A CRISPR conversation: genetics pioneer shares story with full house at UNSW

15 Jun 2018
Professor Merlin Crossley and Dr Francisco Mojica

Microbiologist Francisco Mojica spoke to an enthusiastic audience at UNSW Sydney about his discovery of the gene editing tool CRISPR, ranked among the most important scientific findings of this century.

Academics, researchers and students joined professionals from medical, pharmaceutical and engineering industries in a packed UNSW lecture theatre Tuesday night to hear from Spanish microbiologist Francisco Mojica, whose discovery of the gene editing tool CRISPR (Clustered Regularly Interspaced Short Palindromic Repeats) ranks among the most important scientific findings of this century.

Dr Mojica, the inaugural recipient of the PLuS Alliance Prize for Innovation, was in Sydney to speak at a UNSW Grand Challenges event, “The pioneer of CRISPR: In conversation with Francisco Mojica” with UNSW Deputy Vice-Chancellor (Academic) and Professor of Molecular Biology, Merlin Crossley.  If you missed the CRISPR event, you can watch it here.

 
 

The pair spoke about Mojica’s journey from discovering CRISPR in archaea and then in bacteria near his hometown of Alicante, Spain in 1992.

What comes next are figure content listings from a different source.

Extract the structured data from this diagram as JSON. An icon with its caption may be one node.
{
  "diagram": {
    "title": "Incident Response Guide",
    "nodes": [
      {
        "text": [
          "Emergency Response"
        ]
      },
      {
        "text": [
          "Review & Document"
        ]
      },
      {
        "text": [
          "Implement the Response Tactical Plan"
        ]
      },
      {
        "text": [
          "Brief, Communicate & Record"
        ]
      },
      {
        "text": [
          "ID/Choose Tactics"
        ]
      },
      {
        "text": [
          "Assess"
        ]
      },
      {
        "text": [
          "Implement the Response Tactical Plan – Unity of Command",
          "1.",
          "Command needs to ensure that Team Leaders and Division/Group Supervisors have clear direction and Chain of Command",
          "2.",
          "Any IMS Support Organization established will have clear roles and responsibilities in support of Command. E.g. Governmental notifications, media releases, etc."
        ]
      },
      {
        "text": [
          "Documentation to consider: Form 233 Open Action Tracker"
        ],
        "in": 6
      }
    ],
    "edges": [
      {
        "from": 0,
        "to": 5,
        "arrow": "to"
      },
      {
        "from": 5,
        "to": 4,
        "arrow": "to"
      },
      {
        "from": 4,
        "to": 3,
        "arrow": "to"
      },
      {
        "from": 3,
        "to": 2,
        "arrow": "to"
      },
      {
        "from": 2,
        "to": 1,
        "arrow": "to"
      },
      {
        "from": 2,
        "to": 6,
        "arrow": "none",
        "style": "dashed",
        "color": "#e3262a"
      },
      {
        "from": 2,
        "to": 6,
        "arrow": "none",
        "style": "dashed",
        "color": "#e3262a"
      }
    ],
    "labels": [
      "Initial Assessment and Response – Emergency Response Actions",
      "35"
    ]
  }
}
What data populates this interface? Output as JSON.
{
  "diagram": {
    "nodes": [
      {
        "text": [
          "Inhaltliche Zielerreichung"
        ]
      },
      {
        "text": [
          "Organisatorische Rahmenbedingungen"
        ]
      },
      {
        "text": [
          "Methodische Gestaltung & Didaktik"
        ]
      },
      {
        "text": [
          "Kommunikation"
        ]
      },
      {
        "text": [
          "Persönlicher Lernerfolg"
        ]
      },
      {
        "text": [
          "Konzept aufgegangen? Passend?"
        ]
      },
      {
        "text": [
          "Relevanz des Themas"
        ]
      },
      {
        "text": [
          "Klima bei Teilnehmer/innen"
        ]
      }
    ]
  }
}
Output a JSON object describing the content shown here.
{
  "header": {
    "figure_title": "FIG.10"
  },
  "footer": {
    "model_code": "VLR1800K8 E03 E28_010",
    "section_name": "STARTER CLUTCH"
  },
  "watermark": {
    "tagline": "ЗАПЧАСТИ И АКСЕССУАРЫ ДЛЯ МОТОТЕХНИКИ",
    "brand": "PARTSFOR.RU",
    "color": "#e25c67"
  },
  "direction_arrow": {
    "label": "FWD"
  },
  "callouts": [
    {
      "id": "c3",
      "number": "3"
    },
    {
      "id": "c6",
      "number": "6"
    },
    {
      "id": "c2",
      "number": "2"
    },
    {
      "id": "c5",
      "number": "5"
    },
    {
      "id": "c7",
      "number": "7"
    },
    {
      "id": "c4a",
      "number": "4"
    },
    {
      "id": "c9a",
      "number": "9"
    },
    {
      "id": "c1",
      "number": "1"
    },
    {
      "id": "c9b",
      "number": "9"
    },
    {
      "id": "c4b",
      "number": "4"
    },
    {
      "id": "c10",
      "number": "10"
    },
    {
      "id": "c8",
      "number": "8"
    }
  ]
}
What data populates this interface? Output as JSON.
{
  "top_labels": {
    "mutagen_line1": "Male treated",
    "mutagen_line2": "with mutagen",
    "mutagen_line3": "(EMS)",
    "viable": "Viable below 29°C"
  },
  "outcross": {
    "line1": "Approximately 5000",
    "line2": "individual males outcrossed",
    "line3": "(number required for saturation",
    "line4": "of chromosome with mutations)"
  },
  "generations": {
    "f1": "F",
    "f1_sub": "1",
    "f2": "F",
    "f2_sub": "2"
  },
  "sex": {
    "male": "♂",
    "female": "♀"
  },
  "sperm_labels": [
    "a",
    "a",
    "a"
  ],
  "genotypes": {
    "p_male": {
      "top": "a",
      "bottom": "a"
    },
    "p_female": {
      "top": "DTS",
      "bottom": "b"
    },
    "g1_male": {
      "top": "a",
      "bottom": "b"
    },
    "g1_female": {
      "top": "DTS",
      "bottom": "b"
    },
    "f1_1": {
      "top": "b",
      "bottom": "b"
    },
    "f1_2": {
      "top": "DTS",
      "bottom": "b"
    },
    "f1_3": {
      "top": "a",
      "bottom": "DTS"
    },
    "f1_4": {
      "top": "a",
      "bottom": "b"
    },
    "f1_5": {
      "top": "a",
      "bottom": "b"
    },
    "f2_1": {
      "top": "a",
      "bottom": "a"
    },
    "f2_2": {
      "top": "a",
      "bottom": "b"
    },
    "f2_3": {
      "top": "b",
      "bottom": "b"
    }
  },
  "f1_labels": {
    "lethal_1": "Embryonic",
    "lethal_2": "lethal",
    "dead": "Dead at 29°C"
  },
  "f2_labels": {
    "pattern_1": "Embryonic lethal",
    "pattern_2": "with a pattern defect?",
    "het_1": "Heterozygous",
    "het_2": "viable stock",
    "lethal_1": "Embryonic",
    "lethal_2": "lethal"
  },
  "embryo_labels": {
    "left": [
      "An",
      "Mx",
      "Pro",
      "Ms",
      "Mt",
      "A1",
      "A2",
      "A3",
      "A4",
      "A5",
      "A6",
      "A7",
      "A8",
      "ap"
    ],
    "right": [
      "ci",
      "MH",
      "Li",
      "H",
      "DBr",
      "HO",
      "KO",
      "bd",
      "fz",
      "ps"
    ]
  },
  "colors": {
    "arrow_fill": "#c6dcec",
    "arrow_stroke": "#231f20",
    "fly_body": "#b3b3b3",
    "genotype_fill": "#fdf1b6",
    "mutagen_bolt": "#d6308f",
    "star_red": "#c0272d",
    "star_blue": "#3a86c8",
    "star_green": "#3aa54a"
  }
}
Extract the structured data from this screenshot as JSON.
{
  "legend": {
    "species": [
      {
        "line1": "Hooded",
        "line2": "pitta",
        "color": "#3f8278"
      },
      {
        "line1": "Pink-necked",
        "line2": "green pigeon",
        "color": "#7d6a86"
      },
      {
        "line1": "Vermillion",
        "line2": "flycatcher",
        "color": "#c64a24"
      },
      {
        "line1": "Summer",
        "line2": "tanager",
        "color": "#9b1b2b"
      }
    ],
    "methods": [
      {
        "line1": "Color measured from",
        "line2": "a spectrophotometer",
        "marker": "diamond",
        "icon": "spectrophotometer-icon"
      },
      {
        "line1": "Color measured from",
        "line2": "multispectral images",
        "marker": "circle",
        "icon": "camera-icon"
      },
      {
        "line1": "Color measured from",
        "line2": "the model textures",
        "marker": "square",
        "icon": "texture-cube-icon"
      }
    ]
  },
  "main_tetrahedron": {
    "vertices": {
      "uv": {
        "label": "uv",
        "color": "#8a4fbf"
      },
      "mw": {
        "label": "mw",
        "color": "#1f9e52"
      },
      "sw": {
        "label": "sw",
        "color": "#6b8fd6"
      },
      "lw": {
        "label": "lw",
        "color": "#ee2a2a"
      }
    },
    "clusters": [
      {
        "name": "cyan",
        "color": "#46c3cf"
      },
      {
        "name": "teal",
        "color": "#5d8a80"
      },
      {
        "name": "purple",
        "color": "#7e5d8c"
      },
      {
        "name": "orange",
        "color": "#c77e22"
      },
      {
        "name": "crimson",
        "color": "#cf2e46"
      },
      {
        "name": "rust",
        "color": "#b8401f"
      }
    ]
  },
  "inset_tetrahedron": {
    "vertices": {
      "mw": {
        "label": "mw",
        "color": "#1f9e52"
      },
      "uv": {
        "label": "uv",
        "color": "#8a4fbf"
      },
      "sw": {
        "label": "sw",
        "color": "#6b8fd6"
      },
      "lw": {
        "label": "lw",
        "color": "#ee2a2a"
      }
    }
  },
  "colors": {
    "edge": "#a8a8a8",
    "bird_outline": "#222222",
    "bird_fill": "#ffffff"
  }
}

“These microorganisms have been evolving for 3,000 million years so I thought there must be a good reason why this pattern existed. I focused my research on trying to understand what the repeated sequences were doing,” said Dr Mojica. “It took 10 years of work until my team and I discovered that there was a sequence between these repeats that derived from a virus, which led to the understanding that they form part of the bacterial immune system, defending against invading viruses. This just simply amazed us.”

It took Dr Mojica over a year to convince a journal to believe what he had found. Once the discovery was published, interest in CRISPR grew exponentially and development of potential applications has skyrocketed.

“Today we use CRISPR to change any chosen letter in an organism’s DNA code,” said Professor Crossley. “This is accelerating scientific progress enormously. And we will soon see applications – we might want to correct a disease-causing inherited error that affects blood cells, or we may want to enhance the genetic code of crops or livestock. It’s cheaper, faster and easier than ever before.”

The audience asked Dr Mojica for his take on potential CRISPR applications for personalised medicine, eradicating mosquito-borne diseases, facilitating pig organ transplants to humans and terrorism.

“CRISPR is the best molecular biology tool ever known for genome editing,” said Dr Mojica. “It has so many applications and there is still so much we don’t know. Bacteria and viruses have been fighting each other for thousands of millions of years and CRISPR is just one of the tools that they use. That I found one of these tools and it’s the best one we have to date, it’s just amazing. It’s like a very nice dream.”